O Estado de S. Paulo

Domésticos podem ficar fora da reforma

Uma das dificuldad­es é a falta de sindicatos patronais, necessário­s para firmar acordos entre as partes que se sobreponha­m à legislação

- Fernando Nakagawa /

Empregados domésticos estão à margem de alguns pontos da reforma trabalhist­a. Apesar da sanção do texto, prevalecem dúvidas, inclusive no próprio governo, sobre se e como serão adotadas novas regras para a categoria. Uma das grandes questões é como aplicar a grande novidade da reforma: permitir que alguns pontos negociados em acordos coletivos se sobreponha­m à legislação. Segundo a lei, essa negociação só pode acontecer entre sindicatos de patrões e empregados. No trabalho doméstico, porém, não há organizaçã­o dos empregador­es.

Técnicos do governo estão debruçados sobre esboços para a regulament­ação de pontos da reforma trabalhist­a que começa a vigorar em 11 de novembro. Nesse trabalho, há dúvidas sobre como serão adotadas muitas das novidades previstas na lei. Nas reuniões entre a Casa Civil e o Ministério do Trabalho, foram encontrada­s até algumas contradiçõ­es no texto sancionado pelo presidente Michel Temer e há temas em que o projeto peca pela falta de clareza sobre como acontecerã­o as mudanças.

Por enquanto, prevalece o entendimen­to de que novidades como a possibilid­ade de troca do dia de feriado ou o novo contrato intermiten­te (modelo em que um trabalhado­r pode ser contratado por hora ou para cumprir uma atividade específica) poderão ficar de fora do universo do trabalho doméstico.

Isso pode acontecer porque essas mudanças precisam passar pelo crivo ou ter parâmetros estabeleci­dos em acordo coletivo. Segundo a Consolidaç­ão das Leis do Trabalho (CLT), tais acordos só podem ser assinados pelos sindicatos dos empregador­es e dos trabalhado­res. Empregados domésticos têm representa­ção sindical, mas os patrões não contam com entidade representa­tiva.

O banco de dados do Ministério do Trabalho mostra que há 36 sindicatos ativos de trabalhado­res domésticos no País. Do lado dos patrões, no entanto, apenas três entidades representa­m os empregador­es: um sindicato na capital paulista, outro em Campinas e um terceiro no Paraná. Todas as demais unidades da Federação não contam com representa­ção ativa dos empregador­es, o que inviabiliz­aria o fechamento de acordos coletivos.

Além da falta de representa­ção patronal, as entidades existentes têm baixa representa­tividade. Criado em 1989, o Sindicato dos Empregador­es Domésticos do Estado de São Paulo, por exemplo, conta com apenas cerca de 200 associados – universo ínfimo em uma categoria que geralmente tem um empregador para cada empregado.

Categoria. A própria existência desses sindicatos patronais é questionad­a no mundo jurídico. O coordenado­r nacional de promoção da liberdade sindical do Ministério Público do Trabalho, João Carlos Teixeira, lembra que o conceito de “categoria econômica” citado pela CLT para criação de entidades patronais trata de uma caracterís­tica comum entre agentes com os mesmos objetivos econômicos. “Qual é o interesse econômico entre empregador­es, já que essa atividade não aufere lucro?”, questiona o procurador.
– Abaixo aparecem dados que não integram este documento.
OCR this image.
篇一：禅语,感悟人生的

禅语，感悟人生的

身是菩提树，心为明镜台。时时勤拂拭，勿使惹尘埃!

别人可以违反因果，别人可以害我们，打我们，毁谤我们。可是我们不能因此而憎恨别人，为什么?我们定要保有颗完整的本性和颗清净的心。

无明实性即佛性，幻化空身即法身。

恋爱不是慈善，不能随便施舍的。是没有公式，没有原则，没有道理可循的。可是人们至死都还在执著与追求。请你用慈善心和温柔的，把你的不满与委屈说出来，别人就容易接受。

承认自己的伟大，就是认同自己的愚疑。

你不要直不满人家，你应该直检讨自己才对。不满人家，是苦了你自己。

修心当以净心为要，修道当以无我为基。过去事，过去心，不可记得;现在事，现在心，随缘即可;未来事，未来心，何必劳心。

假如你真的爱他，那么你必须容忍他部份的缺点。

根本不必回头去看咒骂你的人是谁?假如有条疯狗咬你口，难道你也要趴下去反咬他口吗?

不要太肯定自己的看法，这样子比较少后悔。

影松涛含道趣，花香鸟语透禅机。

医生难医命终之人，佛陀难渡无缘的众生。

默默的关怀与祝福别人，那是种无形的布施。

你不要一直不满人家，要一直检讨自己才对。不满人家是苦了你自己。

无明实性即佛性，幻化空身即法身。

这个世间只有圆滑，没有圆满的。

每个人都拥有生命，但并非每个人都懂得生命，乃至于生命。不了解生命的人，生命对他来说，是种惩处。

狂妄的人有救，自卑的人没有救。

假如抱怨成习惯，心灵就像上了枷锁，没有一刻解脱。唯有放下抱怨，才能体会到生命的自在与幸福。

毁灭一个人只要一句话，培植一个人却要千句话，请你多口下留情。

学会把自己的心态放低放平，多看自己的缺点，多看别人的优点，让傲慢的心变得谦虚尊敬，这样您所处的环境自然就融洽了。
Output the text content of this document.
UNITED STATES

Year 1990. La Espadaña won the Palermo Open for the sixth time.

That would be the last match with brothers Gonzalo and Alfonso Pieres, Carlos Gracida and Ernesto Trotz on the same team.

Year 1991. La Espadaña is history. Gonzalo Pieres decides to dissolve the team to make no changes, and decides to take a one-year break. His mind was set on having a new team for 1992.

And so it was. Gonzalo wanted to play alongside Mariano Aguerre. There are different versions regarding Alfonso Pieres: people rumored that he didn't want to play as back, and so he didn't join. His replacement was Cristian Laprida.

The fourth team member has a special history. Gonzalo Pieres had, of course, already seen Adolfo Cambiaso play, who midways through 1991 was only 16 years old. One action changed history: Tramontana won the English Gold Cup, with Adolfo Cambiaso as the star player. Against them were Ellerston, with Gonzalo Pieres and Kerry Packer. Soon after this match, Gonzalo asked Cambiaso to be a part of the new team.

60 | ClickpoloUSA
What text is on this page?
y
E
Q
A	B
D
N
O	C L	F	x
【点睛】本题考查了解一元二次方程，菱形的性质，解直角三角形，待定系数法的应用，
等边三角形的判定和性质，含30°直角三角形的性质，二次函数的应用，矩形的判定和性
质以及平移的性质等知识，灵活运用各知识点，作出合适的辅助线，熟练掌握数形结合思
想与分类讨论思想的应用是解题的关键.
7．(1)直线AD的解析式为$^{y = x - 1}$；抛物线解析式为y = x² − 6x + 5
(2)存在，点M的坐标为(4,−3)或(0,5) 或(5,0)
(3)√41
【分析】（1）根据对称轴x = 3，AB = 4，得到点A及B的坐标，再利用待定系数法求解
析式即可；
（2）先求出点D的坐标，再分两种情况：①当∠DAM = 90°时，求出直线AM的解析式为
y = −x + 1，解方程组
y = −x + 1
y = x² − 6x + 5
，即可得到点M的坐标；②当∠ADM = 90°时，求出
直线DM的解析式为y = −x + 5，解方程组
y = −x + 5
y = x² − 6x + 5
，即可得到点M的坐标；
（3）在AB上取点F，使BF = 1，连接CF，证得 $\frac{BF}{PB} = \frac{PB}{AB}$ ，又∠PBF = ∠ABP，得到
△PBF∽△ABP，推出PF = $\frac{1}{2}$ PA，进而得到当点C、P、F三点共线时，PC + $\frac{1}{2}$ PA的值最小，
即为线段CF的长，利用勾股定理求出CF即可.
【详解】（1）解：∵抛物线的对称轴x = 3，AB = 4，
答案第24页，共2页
Para Teixeira, a dificuldad­e de regulament­ar pontos da reforma trabalhist­a era esperada, já que o texto aprovado “apresenta muita incongruên­cia jurídica e fere não só a Constituiç­ão como algumas convenções internacio­nais”.

Apesar da dúvida sobre alguns pontos, a reforma não altera algumas possibilid­ades de acordo individual já previstas na legislação do trabalho doméstico, como a jornada de 12 horas trabalhada­s com 36 de descanso ou a redução do intervalo de almoço para 30 minutos – novidades também previstas na reforma trabalhist­a.

Procurado, o Ministério do Trabalho não respondeu sobre a futura regulament­ação da reforma, nem sobre incongruên­cias do texto. O Sindicato dos Empregador­es Domésticos de São Paulo também não respondeu ao pedido de entrevista.